[Haskell-cafe] Ultra-newbie Question

Mon Sep 20 18:11:30 EDT 2010

On Sep 18, 2010, at 7:51 PM, Christopher Tauss wrote:

> Hello Haskell Community -
>  
> I am a professional programmer with 11 years experience, yet I just do not seem to be able to get the hang of even simple things in Haskell.  I am trying to write a function that takes a list and returns the last n elements.
>  
> There may be a function which I can just call that does that, but I am trying to roll my own just to understand the concept.
>  
> Let's call the function n_lastn and, given a list  [1,2,3,4,5], I would like
> n_lastn 3 = [3,4,5]
>  
> Seems like it would be something like:
>  
> n_lastn:: [a]->Int->[a]
> n_lastn 1 (xs) = last(xs)
> n_lastn n (x:xs) = ????
>  
> The issue is I do not see how you can store the last elements of the list.

Part of the reason why you may be having trouble is that you are thinking
about things like "how you can store the last elements of the list".  I'm
having trouble imagining what that might mean.

Let's look at this in completely abstract terms.
A list is a sequence.
A (finite) sequence has a length, and there is a length function to find it.
We can split a sequence into pieces, and there are take and drop functions
to do it.
We have these building blocks:

	length :: [t] -> Int         --length of sequence
	take   :: Int -> [t] -> [t]  --first n elements
	drop   :: Int -> [t] -> [t]  --all BUT the first n elements

The only one of these that gives us a suffix of a list is 'drop'.
So we are going to need

	n_lastn :: Int -> [t] -> [t]
	n_lastn count list = drop ???? list

What is the first argument of drop going to be?
drop wants the number to DISCARD.
You have the number to KEEP.
The number to discard + the number to keep is the total length.
So you will discard (length list - count) elements.
And here we go with a complete answer:

	n_lastn count list = drop (length list - count) list

This is a mathematical definition about (finite) sequences.
We could write it and reason about it even if there had never been
any such thing as a computer.  It doesn't actually matter in the
least HOW a list is stored; this definition will be RIGHT.

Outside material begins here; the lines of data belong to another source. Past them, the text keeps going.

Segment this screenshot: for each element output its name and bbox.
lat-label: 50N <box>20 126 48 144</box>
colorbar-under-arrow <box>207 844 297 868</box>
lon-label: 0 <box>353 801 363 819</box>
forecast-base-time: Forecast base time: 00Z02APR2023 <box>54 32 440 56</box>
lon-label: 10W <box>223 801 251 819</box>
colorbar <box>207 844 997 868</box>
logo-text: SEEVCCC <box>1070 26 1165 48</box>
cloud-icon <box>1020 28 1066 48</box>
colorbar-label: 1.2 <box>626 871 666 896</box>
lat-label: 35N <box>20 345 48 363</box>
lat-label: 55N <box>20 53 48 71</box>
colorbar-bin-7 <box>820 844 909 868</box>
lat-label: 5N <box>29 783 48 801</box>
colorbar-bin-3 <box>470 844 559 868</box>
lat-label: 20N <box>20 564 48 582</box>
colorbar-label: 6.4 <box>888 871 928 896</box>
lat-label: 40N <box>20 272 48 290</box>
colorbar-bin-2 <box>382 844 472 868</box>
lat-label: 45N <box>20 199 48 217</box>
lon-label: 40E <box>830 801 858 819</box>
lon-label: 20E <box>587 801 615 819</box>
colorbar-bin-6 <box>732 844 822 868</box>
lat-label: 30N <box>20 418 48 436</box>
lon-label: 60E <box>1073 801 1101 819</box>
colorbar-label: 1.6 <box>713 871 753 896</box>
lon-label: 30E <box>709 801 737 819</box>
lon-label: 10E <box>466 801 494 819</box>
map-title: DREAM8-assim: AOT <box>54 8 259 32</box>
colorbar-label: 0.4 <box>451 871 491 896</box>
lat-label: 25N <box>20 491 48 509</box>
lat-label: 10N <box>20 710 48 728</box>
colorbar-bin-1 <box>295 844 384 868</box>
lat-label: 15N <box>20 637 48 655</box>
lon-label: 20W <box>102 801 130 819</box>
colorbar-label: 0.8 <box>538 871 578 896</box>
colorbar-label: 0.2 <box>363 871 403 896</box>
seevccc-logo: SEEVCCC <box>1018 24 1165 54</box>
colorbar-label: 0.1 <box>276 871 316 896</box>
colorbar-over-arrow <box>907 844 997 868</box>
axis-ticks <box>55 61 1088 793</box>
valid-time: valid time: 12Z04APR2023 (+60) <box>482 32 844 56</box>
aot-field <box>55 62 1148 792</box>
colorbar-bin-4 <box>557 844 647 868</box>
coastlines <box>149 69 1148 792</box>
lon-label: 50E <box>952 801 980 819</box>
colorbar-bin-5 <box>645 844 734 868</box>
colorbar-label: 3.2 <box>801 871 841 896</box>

Whether it is *efficient* does depend on how a list is stored.
There are questions like
 - how often does the sequence have to be traversed
   (with lists, determining the length involves walking along
   the whole list until the end is found, although it does not
   involve looking at the elements)
 - how much copying is done
   (with arrays, you'd have to make a new array of count elements
   and copy the last count elements of list to it, with lists you
   don't have to copy anything)

I can make this point another way.  n_lastn is a bad name, because
really, it's just the same as `take` except working from the other
end.  So we can define

	reverse_take n = reverse . take n . reverse
	reverse_drop n = reverse . drop n . reverse

"the last n items of a sequence are the first n items of its reversal, reversed"
"all but the last n items of a sequence are all but the first n
items of its reversal, reversed"

and your n_lastn is just reverse_take.  This definition does three list
traversals and two copies.

There's a trick I found very useful in Prolog, and that is to exploit
the homomorphism between lists and natural numbers, where a list can be
used to represent its own length.

Let's take `take` and `drop`.

	take (n+1) (x:xs) = x : take n xs
	take _     _      = []

	drop (n+1) (_:xs) = drop n xs
	drop _     xs     = xs

Instead of passing a natural number as first argument, we'll pass
a list, and the analogue of (n+1) is then (_:k).

	list_take, list_drop :: [any] -> [t] -> [t]

	list_take (_:k) (x:xs) = x : list_take k xs
	list_take _     _      = []

	list_drop (_:k) (_:xs) = list_drop k xs
	list_drop _     xs     = xs

(drop count list) is a list, whose length is the number of elements we
want to discard from the beginning of list.  So we can define

	reverse_take count list = list_drop (drop count list) list

and this does O(length list) work; ONE list traversal and NO copies.

	reverse_drop count list = list_take (drop count list) list

This code was tested thus:
*Main> [reverse_take n "abcd" | n <- [0..4]]
["","d","cd","bcd","abcd"]
*Main> [reverse_drop n "abcd" | n <- [0..4]]
["abcd","abc","ab","a",""]